Associate Professor, Department of Psychology, Faculty of Arts, UBC
Member of the UBC Women’s Health Research Cluster
Full Member
Rebecca Todd is an Associate Professor in the UBC Department of Psychology and a CIHR New Investigator and Michael Smith Foundation for Health Research Fellow. She received a PhD in Developmental Science and Neuroscience from University of Toronto, and post-doctoral training in cognitive neuroscience at the Rotman Research Institute and University of Toronto. Her research program focuses on neurocognitive processes underlying the interaction between human emotion and cognition in health and in pathology. It employs brain imaging methods and laboratory experiments to investigate how we process the affective salience, or emotional/motivational importance, of objects and events around us, and how such affective salience influences what we see, how we learn, and what we remember. It also focuses on individual differences in how we filter the world so that we are more likely to perceive specific categories of salient event (e.g., threatening vs. rewarding), and how such filters develop over time and influence behaviour, with major consequences for emotional health and wellbeing.

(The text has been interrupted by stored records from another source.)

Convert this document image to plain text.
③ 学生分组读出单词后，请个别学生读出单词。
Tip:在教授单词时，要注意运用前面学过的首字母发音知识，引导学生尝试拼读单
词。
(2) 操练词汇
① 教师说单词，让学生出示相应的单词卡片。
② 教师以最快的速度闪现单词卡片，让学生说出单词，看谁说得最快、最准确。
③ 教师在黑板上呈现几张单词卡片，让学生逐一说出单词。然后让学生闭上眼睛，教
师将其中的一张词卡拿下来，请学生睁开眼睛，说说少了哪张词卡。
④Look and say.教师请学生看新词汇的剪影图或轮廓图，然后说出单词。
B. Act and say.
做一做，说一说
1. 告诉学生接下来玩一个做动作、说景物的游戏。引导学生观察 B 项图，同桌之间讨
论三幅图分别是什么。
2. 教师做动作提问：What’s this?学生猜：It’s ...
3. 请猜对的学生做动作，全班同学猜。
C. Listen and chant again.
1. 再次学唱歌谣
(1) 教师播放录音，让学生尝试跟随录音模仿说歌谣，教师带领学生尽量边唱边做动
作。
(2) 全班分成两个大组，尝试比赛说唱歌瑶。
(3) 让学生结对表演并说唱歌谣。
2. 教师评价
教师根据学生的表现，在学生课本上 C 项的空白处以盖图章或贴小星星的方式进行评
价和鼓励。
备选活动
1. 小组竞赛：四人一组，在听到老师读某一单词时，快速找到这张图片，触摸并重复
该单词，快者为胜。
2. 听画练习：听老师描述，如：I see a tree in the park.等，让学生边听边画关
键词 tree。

Dr. Todd’s research interests include:
-Brain systems and pharmacology underlying active and inhibitory avoidance processes, and how these are altered in Major Depressive Disorder
-Understanding dynamic processes by which distant sources of attentional guidance, including expectation and different types of emotional experience, compete and interact
-How do specific sensory systems treat emotional vs. discriminatory information?
-In the prescence of stress, how do hormones and cannabinoids influence memory and underlying brain systems in women in the perimenopausal years and beyond?